[rescue] Wow, 30k Graphics Card From Sun

James Lockwood james at foonly.com
Fri Jul 26 14:07:16 CDT 2002


On Thu, 25 Jul 2002, Joshua D Boyd wrote:

> Oh, and they say 1gig of texture ram, but I bet that in reality it is
> effectively going to act like it is closer to 256.  Base on their
> description, it sounds like the system will need to duplicate some
> textures (perhaps a lot of textures) between the different texture
> rams.  Perhaps they are sharing the texture memory between processors
> though.

Texture memory is specific to each rasterizing unit (4) but they by no
means require identical contents.  Effective texture size will be 1GB if
the application uses targeted textures.  See the white paper.

> Also, I don't see anything mentioned about 16bit color, or more than 2
> displays per pipe, and you are limited to only 2 pipes.

No, max is 12 bits per channel.  Mach banding is not much of an issue.

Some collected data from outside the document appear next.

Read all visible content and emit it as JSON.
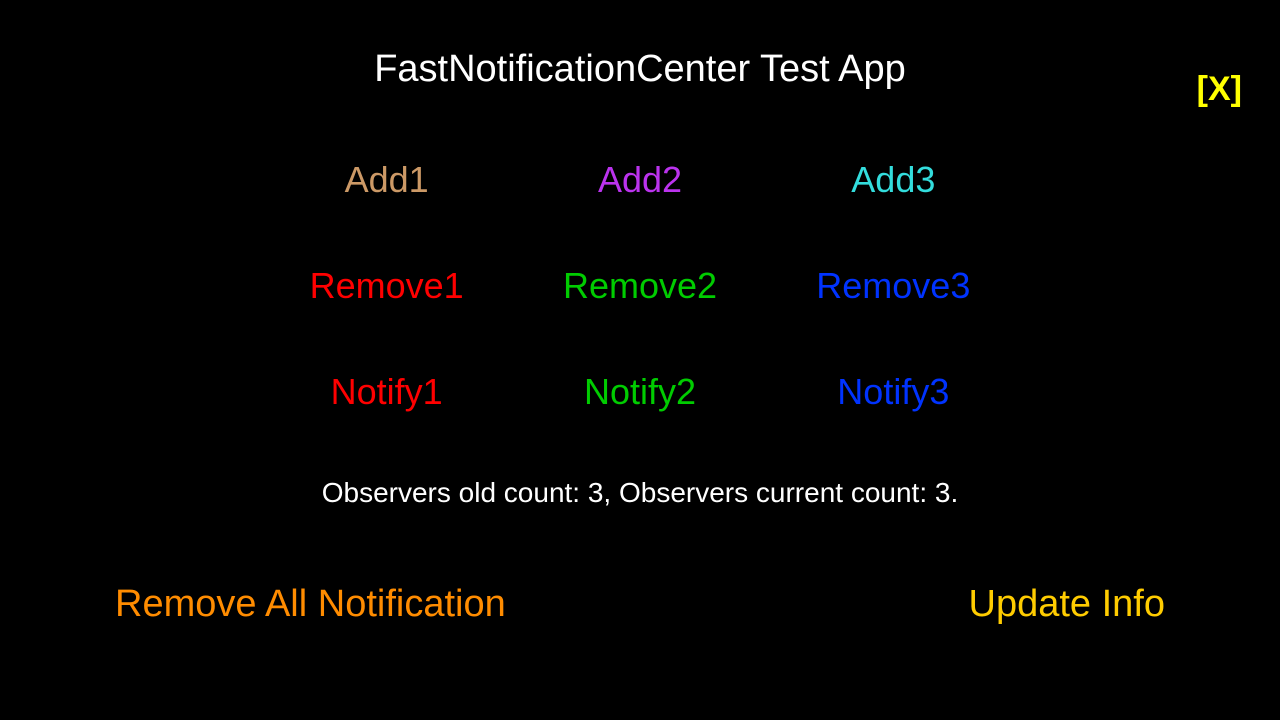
{
  "close_label": "[X]",
  "title": "FastNotificationCenter Test App",
  "colors": {
    "add1": "#cc9966",
    "add2": "#bb33ee",
    "add3": "#33dddd",
    "col1": "#ff0000",
    "col2": "#00cc00",
    "col3": "#0033ff",
    "remove_all": "#ff8c00",
    "update_info": "#ffcc00",
    "close": "#ffff00"
  },
  "buttons": {
    "add1": "Add1",
    "add2": "Add2",
    "add3": "Add3",
    "remove1": "Remove1",
    "remove2": "Remove2",
    "remove3": "Remove3",
    "notify1": "Notify1",
    "notify2": "Notify2",
    "notify3": "Notify3",
    "remove_all": "Remove All Notification",
    "update_info": "Update Info"
  },
  "status": {
    "old_count": 3,
    "current_count": 3,
    "text": "Observers old count: 3, Observers current count: 3."
  }
}
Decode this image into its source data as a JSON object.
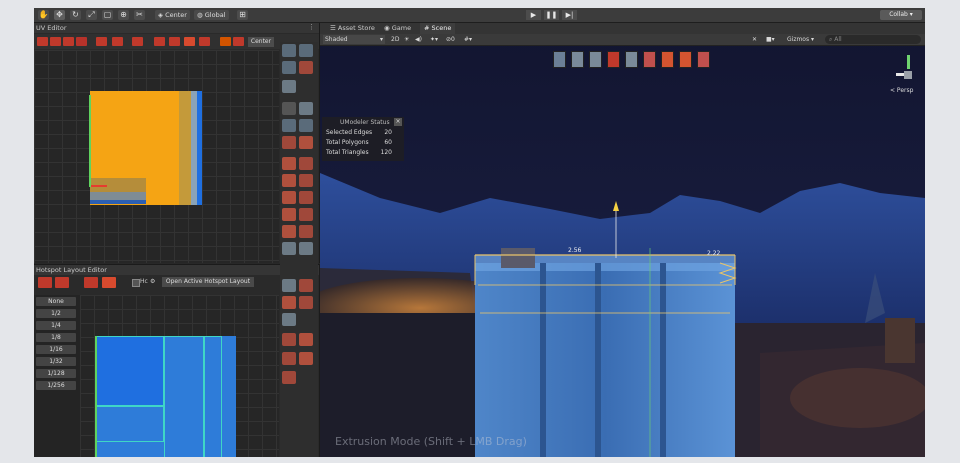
{
  "toolbar": {
    "pivot_label": "Center",
    "space_label": "Global",
    "collab_label": "Collab ▾"
  },
  "uv_editor": {
    "title": "UV Editor",
    "center_label": "Center"
  },
  "hotspot_editor": {
    "title": "Hotspot Layout Editor",
    "open_button": "Open Active Hotspot Layout",
    "hc_label": "Hc",
    "sizes": [
      "None",
      "1/2",
      "1/4",
      "1/8",
      "1/16",
      "1/32",
      "1/128",
      "1/256"
    ]
  },
  "scene": {
    "tabs": [
      {
        "icon": "☰",
        "label": "Asset Store"
      },
      {
        "icon": "◉",
        "label": "Game"
      },
      {
        "icon": "#",
        "label": "Scene"
      }
    ],
    "shading_mode": "Shaded",
    "view_2d": "2D",
    "gizmos_label": "Gizmos",
    "search_placeholder": "All",
    "perspective_label": "< Persp",
    "status_panel": {
      "title": "UModeler Status",
      "rows": [
        {
          "label": "Selected Edges",
          "value": "20"
        },
        {
          "label": "Total Polygons",
          "value": "60"
        },
        {
          "label": "Total Triangles",
          "value": "120"
        }
      ]
    },
    "dim_labels": [
      "2.56",
      "2.22"
    ],
    "mode_hint": "Extrusion Mode (Shift + LMB Drag)"
  }
}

> OK, so this is a nice card.  But for crying out loud.  Reading this
> release is like reading an Intel release where they claim to be faster
> than other platforms because they can do more 32bit FLOPS in a certain
> amount of time than other platforms can do 64bit FLOPS.

Antialiasing (arguably one of the biggest plusses at the level of the IR
series) is comparable.  Geometry perf may well be surperior, it's hard to
tell.

Unless I'm mistaken, IR4 is only 48-bit (12 bits per channel).  I haven't
gotten the chance to play with one yet.

One nice underhyped thing about this board is that it can do realtime zero
speed-loss output scaling.  This is not limited merely to integer pixel
doubling and it can be done per-frame.  It effectively allows for smooth
fallback in the number of pixels calculated while maintaining frame rate.

What do you see as a weak spot other than the fact that it can only drive
2 displays?  This can be a deficiency, but I suspect that it isn't for the
market that Sun is selling into.  This isn't a "high-end IR4 killer", it's
a "low end Onyx2/high end Octane killer" (IMHO).  You can drop one of
these into a Blade 2k and have a remarkably powerful box.

The prototype looks nifty (again, see the SAGE paper).